The Anzacs liked ‘Mamzelles’. They prided themselves on their success with the fair sex and fostered the rumour that their turned-up hats were so designed to allow a feminine head to rest comfortably on a broad Australian shoulder and to facilitate kissing, without discommoding the object of admiration by disarranging an elaborate coiffure with the broad brim of an Australian hat. The Aussies also prided themselves on their toughness as fighters and now that they had arrived in France they intended to prove it.

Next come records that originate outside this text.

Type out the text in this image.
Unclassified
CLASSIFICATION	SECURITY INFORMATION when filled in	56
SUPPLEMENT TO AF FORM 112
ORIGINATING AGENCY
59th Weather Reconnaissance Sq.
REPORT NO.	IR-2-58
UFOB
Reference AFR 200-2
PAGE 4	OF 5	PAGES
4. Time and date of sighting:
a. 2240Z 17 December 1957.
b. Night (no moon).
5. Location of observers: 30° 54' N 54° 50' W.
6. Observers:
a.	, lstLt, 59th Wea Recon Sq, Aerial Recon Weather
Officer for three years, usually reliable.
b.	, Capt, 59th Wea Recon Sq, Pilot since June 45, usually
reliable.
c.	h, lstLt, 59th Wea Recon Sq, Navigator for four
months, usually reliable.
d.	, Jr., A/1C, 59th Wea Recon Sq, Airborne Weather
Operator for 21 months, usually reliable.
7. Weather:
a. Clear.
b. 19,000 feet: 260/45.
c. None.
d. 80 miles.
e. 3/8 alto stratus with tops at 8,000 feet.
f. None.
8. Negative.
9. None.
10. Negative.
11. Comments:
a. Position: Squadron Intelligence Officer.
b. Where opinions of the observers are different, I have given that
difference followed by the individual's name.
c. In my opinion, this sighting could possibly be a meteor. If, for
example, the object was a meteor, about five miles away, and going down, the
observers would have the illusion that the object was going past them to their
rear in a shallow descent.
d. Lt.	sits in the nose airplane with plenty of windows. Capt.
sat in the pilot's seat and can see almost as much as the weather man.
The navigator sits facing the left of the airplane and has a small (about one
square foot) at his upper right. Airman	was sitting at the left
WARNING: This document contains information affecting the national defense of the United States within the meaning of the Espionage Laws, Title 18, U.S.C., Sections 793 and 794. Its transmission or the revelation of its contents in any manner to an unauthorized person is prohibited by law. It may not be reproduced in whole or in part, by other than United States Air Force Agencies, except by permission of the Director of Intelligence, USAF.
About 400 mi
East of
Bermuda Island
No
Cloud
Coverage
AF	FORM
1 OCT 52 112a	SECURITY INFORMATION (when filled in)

It was unfortunate that their first blooding should have been at Fromelles in an attack that turned out to be a catastrophe. Fromelles was not on the Somme at all; it was across the Aubers Ridge in front of Neuve Chapelle and Laventie. The Anzacs were occupying the trenches facing Aubers in what, since the autumn of the previous year, had been a quiet sector and they had been
sent here on their arrival from the East to harden them to the harsher climate, and to accustom them to the trenches and trench warfare on the Western Front. Even before the Allies had attacked on the Somme, it had been decided that a subsidiary attack would be useful and that it should be delivered by the 5th Australian Division and by the 61st Division, standing on either side of the Sugar Loaf Salient, both newly arrived in France.
The real tragedy was that it need never have happened at all, for General Monro had been authorized by the Commander-in-Chief to cancel the attack if he saw fit.
From the beginning, Fromelles had been an on-off affair, planned initially to take place on 8 July to pierce the German line towards Lille in one demoralizing blow that would exploit the advances on the Somme. That idea had long gone by the board, but it was the very failure to make a significant advance on the Somme Front which now made a diversionary attack even more desirable. This time it would have quite a different objective. If it were a success, if the preliminary bombardment were strong and powerful enough to induce the Germans to believe that it was the prelude to a major attack, it would have the beneficial effect of preventing the enemy from moving reserves from his line at Aubers Ridge to reinforce his troops facing the hard-pressed British on the Somme Front. But the scale of the attack itself was reduced. There was no possibility of a breakthrough to Lille. Even if the small number of available troops had succeeded in the impossible task of breaking the German line, there were no reserves available to follow up and exploit their success, for every man, every gun, and every available resource to back up the infantry was needed on the Somme where the urgent necessity was to relieve tired divisions and replace them with fresh troops and reinforcements from other parts of the line. The objective must now be limited to the capture of the first three German lines that faced the troops at the foot of the Aubers Ridge.